I offered my first born, a back rub, and an open mouth kiss and couldn't get one. Best of luck.There are a couple threads in Lefty's section of the forum (Sharp and Shiny Shop). He's done a couple small batches, and demand is exceeding supply, but there's always a chance.
'I don't want to achieve immortality through my work... I want to achieve it through not dying.' Woody Allen
Maybe people should send him a PM to encourage him to try to do more. I think Butch is pretty busy with other things, and that's the main difficulty with making a bunch more, but if people encourage them to do more, maybe they will.
Ill second the z Kramer i have a carbon one and love it
I have two: Herder "Windmühlenmesser" 3.3" Paring Knife and a T-I Sabatier Nogent 3" Paring Knife. The Herder is flat edged w/sheep's foot pattern. The T-I is your classical triangular shape. The Herder absolutely excels at peeling and the T-I for everything else.
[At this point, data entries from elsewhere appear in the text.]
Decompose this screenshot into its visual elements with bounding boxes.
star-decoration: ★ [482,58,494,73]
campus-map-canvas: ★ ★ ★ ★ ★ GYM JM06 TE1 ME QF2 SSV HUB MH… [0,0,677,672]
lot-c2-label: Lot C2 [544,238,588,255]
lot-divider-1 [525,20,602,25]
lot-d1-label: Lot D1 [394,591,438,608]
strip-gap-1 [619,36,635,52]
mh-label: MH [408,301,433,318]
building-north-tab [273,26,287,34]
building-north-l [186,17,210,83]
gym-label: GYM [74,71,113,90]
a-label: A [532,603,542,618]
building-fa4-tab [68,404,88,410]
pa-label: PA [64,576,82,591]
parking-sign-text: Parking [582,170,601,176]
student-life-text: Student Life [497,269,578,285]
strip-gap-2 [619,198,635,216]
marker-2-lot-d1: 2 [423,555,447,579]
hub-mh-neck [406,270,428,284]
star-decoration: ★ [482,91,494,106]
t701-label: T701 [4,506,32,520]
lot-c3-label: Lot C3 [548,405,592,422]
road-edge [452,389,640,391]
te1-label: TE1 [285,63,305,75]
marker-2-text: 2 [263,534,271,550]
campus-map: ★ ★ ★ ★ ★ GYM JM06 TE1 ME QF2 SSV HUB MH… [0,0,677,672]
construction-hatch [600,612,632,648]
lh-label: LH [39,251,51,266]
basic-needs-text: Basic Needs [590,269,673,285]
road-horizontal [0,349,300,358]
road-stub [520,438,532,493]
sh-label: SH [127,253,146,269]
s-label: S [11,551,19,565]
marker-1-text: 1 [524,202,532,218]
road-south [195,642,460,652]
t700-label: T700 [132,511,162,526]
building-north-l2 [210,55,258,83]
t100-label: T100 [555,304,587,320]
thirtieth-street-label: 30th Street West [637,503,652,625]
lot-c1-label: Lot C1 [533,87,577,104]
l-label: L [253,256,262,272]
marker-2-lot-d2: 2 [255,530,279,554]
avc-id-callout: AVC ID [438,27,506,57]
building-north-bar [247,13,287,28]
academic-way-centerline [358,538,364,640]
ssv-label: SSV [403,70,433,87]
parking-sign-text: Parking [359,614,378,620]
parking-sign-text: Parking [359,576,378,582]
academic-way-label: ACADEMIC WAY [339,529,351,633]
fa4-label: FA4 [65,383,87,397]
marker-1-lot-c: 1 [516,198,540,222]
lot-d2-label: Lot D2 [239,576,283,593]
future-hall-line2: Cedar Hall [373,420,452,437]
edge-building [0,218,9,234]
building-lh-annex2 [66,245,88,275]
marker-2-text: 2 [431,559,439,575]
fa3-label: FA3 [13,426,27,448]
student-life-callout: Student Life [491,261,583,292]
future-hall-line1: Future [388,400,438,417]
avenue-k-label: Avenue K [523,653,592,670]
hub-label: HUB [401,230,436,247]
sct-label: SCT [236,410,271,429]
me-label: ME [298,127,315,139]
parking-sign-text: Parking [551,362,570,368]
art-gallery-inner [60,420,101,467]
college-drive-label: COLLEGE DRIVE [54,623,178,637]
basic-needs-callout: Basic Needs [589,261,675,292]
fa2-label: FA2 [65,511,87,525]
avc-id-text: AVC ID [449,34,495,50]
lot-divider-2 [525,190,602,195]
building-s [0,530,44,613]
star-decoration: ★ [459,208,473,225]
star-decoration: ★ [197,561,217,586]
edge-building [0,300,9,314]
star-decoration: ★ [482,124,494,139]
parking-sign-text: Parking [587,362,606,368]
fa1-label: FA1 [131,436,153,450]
Current fashion dictates that paring knives are out and petties in, but I wonder if this has more to do with the fact that not many Japanese companies produce paring knives. I ditched my utility/petty knives a while ago because I find them the most redundant knives in the typical kitchen (next to the slicer*). Some say they prefer the extra length afforded by the petty, but I prefer the nimbleness of the paring knife even for tasks such as breaking down chicken. I don't find the extra length advantageous for this task. I've field dressed elk with a 3 1/2 inch drop point, and most field "bird knives" are 3-4" in length
*regarding my slicer comment, I do find them more useful as a specialized knife, but in a typical western kitchen (professional or not), a chef's knife does everything a slicer does and you don't have to switch out/wash an extra knife. If I am doing a lot of slicing, then it is usually because I am breaking down a whole animal (usually game), and for that I have my butcher knives.
After owning many different knives/patterns I've come to realize that the classic chef's/paring combo will cover all my needs on the board for food prep. I also have a bread knife, which gets a lot of use.
I think Butch is sitting on one or two extra parers. At least he was when I picked up my neck knife...
The difference between try and triumph is a little "umph"! NO EXCUSES!!!!!!!
I think nothing beats the Kato. It feels like a 150mm kitchen scalpel. The pointy and very thin tip makes it work very well when 'cleaning' meat as well as veg.
Really digging my Ealy new style paring knife. I also have a Menefee custom that while it has a very thick grind it does a great job at pull cuts without taking my thumb off.